Half look to their own recipes for inspiration on how to reuse their holiday fare, while 45 percent rely on their parents or grandparents’ recipes — much more than food-related social media accounts (24%).
Thanksgiving leftovers go green — in a good way
Who usually eats the most Thanksgiving leftovers? Forty-two percent point the finger at themselves, while 30 percent say it’s their partner or spouse. Unfortunately, eight pounds of Thanksgiving leftovers still make their way into the trash can every year.
The reason?
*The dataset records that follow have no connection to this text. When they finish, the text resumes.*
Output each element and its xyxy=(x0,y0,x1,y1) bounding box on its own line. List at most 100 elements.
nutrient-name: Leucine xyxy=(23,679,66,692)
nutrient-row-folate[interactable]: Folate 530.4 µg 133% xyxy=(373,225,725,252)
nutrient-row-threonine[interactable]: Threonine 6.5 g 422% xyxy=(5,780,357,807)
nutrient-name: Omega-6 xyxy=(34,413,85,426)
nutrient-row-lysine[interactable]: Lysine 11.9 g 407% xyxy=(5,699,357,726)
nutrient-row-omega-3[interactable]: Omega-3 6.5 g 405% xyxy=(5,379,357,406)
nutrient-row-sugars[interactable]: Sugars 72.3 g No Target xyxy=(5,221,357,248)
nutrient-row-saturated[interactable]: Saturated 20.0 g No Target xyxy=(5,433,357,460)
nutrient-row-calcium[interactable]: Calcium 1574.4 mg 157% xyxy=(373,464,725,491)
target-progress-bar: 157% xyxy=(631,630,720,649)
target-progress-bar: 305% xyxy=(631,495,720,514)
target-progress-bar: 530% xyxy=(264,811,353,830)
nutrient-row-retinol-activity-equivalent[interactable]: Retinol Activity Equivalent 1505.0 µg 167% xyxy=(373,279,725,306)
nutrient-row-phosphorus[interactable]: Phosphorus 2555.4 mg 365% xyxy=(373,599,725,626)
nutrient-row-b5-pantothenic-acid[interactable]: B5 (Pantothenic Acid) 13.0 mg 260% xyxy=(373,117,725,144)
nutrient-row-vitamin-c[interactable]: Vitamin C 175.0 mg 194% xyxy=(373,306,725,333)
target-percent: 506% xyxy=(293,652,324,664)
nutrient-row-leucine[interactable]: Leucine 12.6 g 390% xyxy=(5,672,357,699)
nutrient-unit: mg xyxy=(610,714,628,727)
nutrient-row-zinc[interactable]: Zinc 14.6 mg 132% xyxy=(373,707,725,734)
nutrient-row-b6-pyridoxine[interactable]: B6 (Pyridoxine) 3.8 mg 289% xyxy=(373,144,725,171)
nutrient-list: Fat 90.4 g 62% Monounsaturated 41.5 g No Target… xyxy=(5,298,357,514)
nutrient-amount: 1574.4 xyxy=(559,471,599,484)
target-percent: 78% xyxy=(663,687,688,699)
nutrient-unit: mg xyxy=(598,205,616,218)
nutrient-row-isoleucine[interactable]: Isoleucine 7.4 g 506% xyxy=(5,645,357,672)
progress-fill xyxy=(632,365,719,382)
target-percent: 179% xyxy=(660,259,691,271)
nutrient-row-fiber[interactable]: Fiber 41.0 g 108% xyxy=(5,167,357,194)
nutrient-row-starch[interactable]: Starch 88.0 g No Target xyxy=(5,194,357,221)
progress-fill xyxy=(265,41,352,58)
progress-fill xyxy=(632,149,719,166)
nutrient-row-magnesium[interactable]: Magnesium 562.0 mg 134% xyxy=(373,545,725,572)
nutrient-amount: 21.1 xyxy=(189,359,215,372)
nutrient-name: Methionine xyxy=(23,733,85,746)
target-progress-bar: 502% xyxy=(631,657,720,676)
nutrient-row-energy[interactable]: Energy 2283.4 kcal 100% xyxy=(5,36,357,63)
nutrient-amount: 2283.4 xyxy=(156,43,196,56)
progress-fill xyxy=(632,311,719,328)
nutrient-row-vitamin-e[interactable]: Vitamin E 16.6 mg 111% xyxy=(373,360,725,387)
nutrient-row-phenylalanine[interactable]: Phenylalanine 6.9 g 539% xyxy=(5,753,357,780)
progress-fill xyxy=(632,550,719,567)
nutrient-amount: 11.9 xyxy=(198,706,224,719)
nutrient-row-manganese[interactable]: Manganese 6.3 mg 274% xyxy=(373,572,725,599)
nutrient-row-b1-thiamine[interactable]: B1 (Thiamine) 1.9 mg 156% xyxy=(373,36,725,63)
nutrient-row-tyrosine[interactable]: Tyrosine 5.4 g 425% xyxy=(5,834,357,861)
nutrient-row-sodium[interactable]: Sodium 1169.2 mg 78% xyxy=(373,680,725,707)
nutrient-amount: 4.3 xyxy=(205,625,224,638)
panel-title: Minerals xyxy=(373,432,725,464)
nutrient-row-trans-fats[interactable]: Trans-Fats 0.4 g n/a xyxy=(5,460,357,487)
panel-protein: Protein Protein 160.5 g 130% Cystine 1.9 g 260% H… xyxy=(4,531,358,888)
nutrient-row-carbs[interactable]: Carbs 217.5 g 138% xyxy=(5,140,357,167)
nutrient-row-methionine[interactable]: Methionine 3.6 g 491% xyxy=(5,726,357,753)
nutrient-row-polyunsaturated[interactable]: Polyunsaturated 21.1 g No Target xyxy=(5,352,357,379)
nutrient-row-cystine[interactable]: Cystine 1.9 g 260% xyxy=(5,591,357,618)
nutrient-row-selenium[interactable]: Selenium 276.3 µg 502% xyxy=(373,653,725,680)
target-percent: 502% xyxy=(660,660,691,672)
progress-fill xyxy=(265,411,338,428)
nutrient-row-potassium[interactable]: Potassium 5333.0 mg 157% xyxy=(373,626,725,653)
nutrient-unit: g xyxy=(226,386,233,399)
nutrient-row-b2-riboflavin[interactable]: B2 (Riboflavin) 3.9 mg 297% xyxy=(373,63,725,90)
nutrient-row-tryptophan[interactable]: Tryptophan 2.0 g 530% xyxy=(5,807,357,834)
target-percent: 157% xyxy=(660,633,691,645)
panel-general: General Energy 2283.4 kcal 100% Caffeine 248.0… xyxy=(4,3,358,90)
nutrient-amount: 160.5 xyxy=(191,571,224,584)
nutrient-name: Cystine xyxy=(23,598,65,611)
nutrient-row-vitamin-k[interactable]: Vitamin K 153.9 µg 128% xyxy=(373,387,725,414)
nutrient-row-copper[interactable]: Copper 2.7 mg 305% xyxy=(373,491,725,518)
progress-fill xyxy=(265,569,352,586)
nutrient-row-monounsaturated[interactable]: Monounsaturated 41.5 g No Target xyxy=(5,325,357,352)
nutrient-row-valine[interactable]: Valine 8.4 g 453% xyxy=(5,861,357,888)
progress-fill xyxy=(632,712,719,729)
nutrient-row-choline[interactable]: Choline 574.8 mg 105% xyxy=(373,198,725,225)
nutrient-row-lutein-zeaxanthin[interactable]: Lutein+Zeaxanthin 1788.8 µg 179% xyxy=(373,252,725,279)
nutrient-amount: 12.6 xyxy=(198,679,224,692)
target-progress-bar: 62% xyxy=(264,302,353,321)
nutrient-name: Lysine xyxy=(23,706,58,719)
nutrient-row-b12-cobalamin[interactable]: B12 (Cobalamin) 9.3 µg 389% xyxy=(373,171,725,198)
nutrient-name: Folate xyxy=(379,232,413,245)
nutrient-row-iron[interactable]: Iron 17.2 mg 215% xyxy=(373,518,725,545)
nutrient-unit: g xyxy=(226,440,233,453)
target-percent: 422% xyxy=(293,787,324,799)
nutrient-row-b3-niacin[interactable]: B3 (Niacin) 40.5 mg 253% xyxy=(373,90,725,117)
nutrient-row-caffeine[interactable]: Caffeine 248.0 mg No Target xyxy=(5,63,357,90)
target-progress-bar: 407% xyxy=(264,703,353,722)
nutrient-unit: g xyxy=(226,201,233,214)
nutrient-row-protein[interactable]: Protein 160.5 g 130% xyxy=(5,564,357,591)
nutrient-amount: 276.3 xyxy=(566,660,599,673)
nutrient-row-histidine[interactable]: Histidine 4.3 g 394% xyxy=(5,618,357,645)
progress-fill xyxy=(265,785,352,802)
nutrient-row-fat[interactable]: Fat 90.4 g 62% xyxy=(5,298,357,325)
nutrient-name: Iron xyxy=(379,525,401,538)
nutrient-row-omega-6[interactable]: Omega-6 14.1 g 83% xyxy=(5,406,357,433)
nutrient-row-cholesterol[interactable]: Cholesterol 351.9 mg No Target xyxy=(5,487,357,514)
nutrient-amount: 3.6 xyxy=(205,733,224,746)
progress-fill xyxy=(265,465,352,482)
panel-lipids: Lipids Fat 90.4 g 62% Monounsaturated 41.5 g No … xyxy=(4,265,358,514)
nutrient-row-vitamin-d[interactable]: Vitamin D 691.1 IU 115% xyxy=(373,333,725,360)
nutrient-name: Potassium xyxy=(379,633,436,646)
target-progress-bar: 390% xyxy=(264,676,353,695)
Sixty-three percent say they were no longer edible, while 37 percent admit they forgot to save them properly.
““Our survey shows that people love — and even prefer — the taste of Thanksgiving leftovers, but don’t always store them properly to reuse them later,” says Hilary McGuigan, senior brand director at Stasher, in a statement. “As a result, Thanksgiving meals can often result in quite a bit of food waste.”
Nevertheless, 64 percent say sustainability is important in their Thanksgiving celebration. One way people are manifesting this is through their holiday menu; respondents add that on average, a quarter of their Thanksgiving leftovers are vegetarian or vegan meals.
“Making more planet-friendly choices for the holiday is about more than just selecting sustainably-sourced food,” notes Shannon Morgan Stearns, vice president of marketing at Stasher. “There are a variety of products like Stasher bags that help families keep their leftovers longer, reducing not only food waste but also single-use plastic waste that enters landfills and oceans.”